Except as set forth above, there are no changes or updates to disclosures reported in the Original Form 8-K.

  

Item 9.01 Financial Statements and Exhibits.

 

(d) Exhibits.

 

Exhibit No.   Description
10.1   Letter of Agreement dated October 5, 2018 by and between the Company and Stephen B. Thompson

 

 

 

 

SIGNATURE  

  

Pursuant to the requirements of the Securities Exchange Act of 1934, the registrant has duly caused this report to be signed on its behalf by the undersigned hereunto duly authorized.

 

  Abeona Therapeutics Inc.
  (Registrant)
     
  By: /s/ Stephen B. Thompson
    Name: Stephen B. Thompson
   

Title:

Sr.

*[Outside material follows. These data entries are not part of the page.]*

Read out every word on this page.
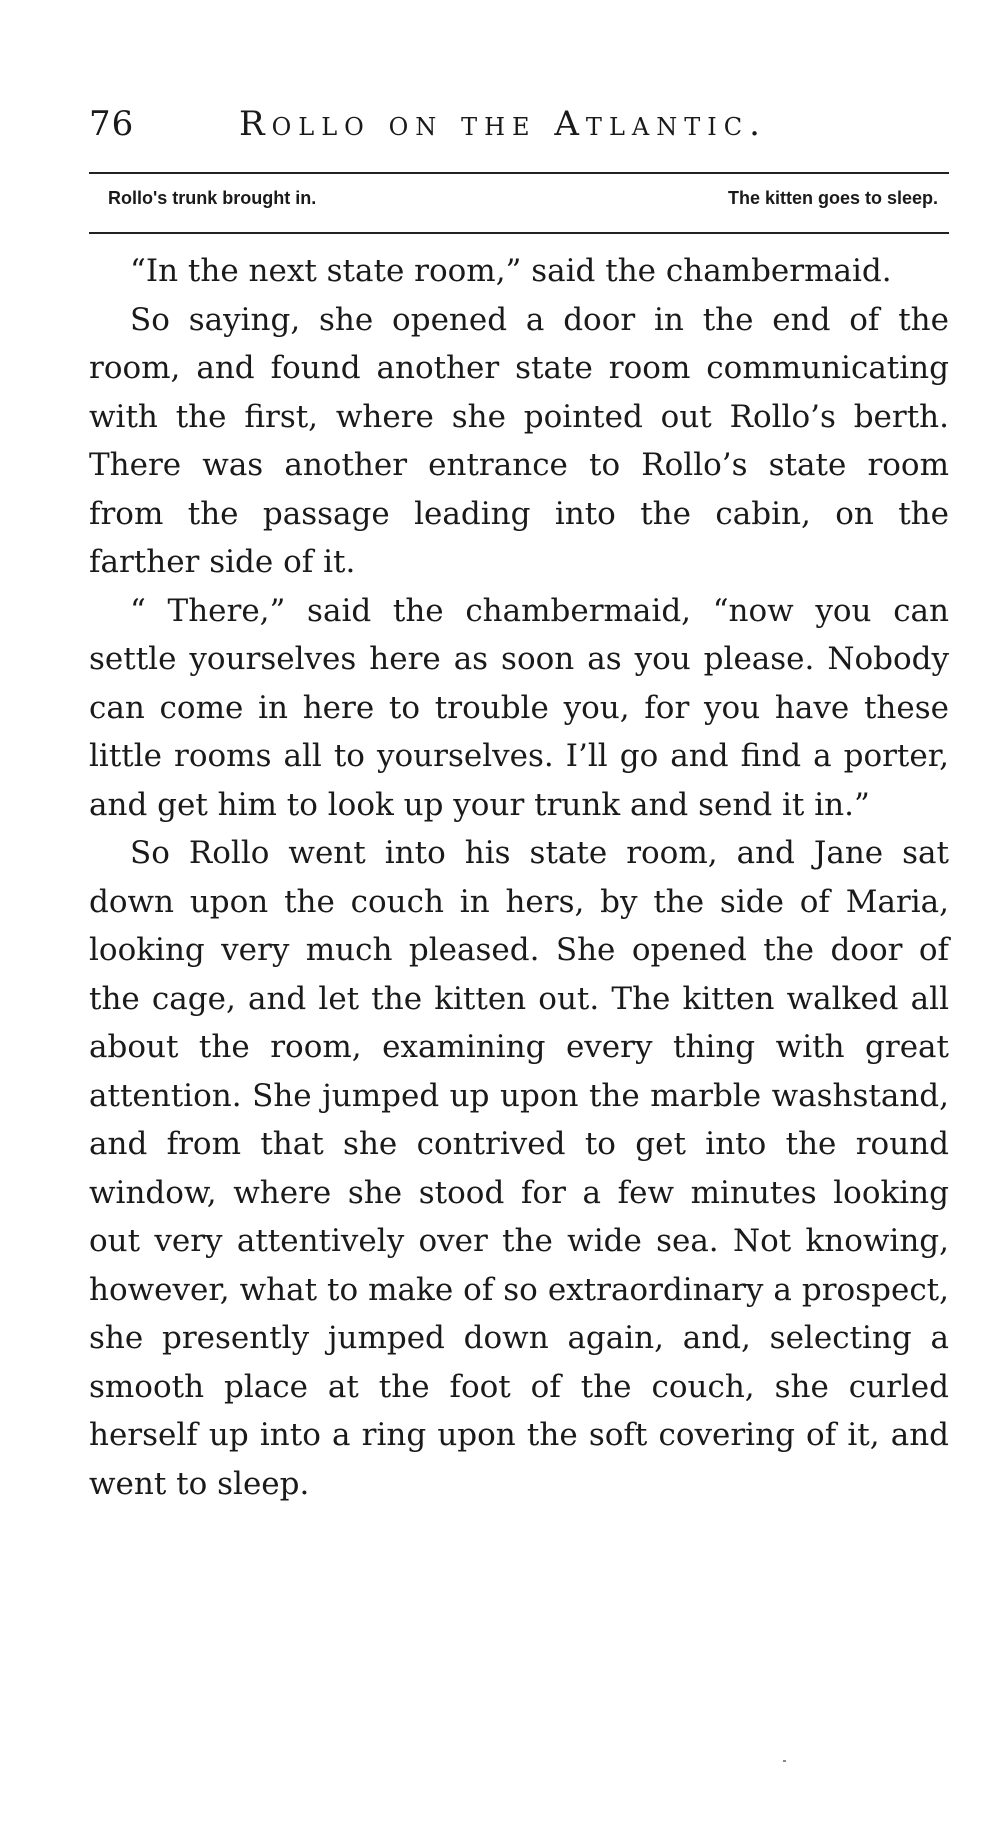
76	Rollo on the Atlantic.
Rollo's trunk brought in.	The kitten goes to sleep.

“In the next state room,” said the chambermaid.

So saying, she opened a door in the end of the room, and found another state room communicating with the first, where she pointed out Rollo’s berth. There was another entrance to Rollo’s state room from the passage leading into the cabin, on the farther side of it.

“ There,” said the chambermaid, “now you can settle yourselves here as soon as you please. Nobody can come in here to trouble you, for you have these little rooms all to yourselves. I’ll go and find a porter, and get him to look up your trunk and send it in.”

So Rollo went into his state room, and Jane sat down upon the couch in hers, by the side of Maria, looking very much pleased. She opened the door of the cage, and let the kitten out. The kitten walked all about the room, examining every thing with great attention. She jumped up upon the marble washstand, and from that she contrived to get into the round window, where she stood for a few minutes looking out very attentively over the wide sea. Not knowing, however, what to make of so extraordinary a prospect, she presently jumped down again, and, selecting a smooth place at the foot of the couch, she curled herself up into a ring upon the soft covering of it, and went to sleep.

Vice President Finance and Administration
      Chief Accounting Officer

 

 

Date: October 9, 2018

 

 

 

 

Exhibit 10.1

 

 

VIA ELECTRONIC MAIL

  

October 5, 2018

 

Stephen Thompson

 

 

Dear Steve:

 

Congratulations once again on your retirement. I want to thank you for your years of service and many contributions. This letter of agreement outlines the terms of your separation from employment with Abeona Therapeutics Inc. (the “Company”), which will be further agreed to in a definitive separation agreement containing all the terms and conditions of your separation (“Separation Agreement”). You and the Company agree as follows:

 

1. Separation Date; Transition Period - Your effective date of separation from the Company will be December 31, 2018 (the “Separation Date”).

 

The period between the date you execute the Separation Agreement with the Company and the Separation Date will be a transition period (the “Transition Period”), during which time you agree to reasonably assist the Company with the transition of your job duties and to perform any other transition duties as may be reasonably requested by the Company (collectively, the “Transition Duties”). The Company shall maintain, at the Company’s cost and expense, your current level of benefits (health/medical and any other applicable benefits) and salary at all times during the Transition Period.

 

2. Compensation/Severance Benefits

 

(a) The Company will pay your current annual base salary through the Separation Date in accordance with the Company’s usual payroll guidelines and practices.

 

(b) Within sixty (60) days following the Separation Date, you will be paid an additional amount equal to your pro-rated target bonus for the period ending the date of the Separation Agreement.

 

(c) You will further be paid for any accrued but unused vacation days, and will be reimbursed for previously submitted, but un-reimbursed, business expenses in accordance with the Company’s usual guidelines and practices.

 

 

 

 

3. All stock options that have vested as of the Separation Date, if any, must be exercised by the earlier of 12 months of the Separation Date or the expiration of the option.

 

Once again, congratulations and best of luck in your retirement.

 

Very truly yours,

Abeona Therapeutics, Inc.

 

  By: /s/ Carsten Thiel  
       
    F. Carsten Thiel, Ph.D.  
    Chief Executive Officer  

  

I hereby agree to the terms and conditions set forth above.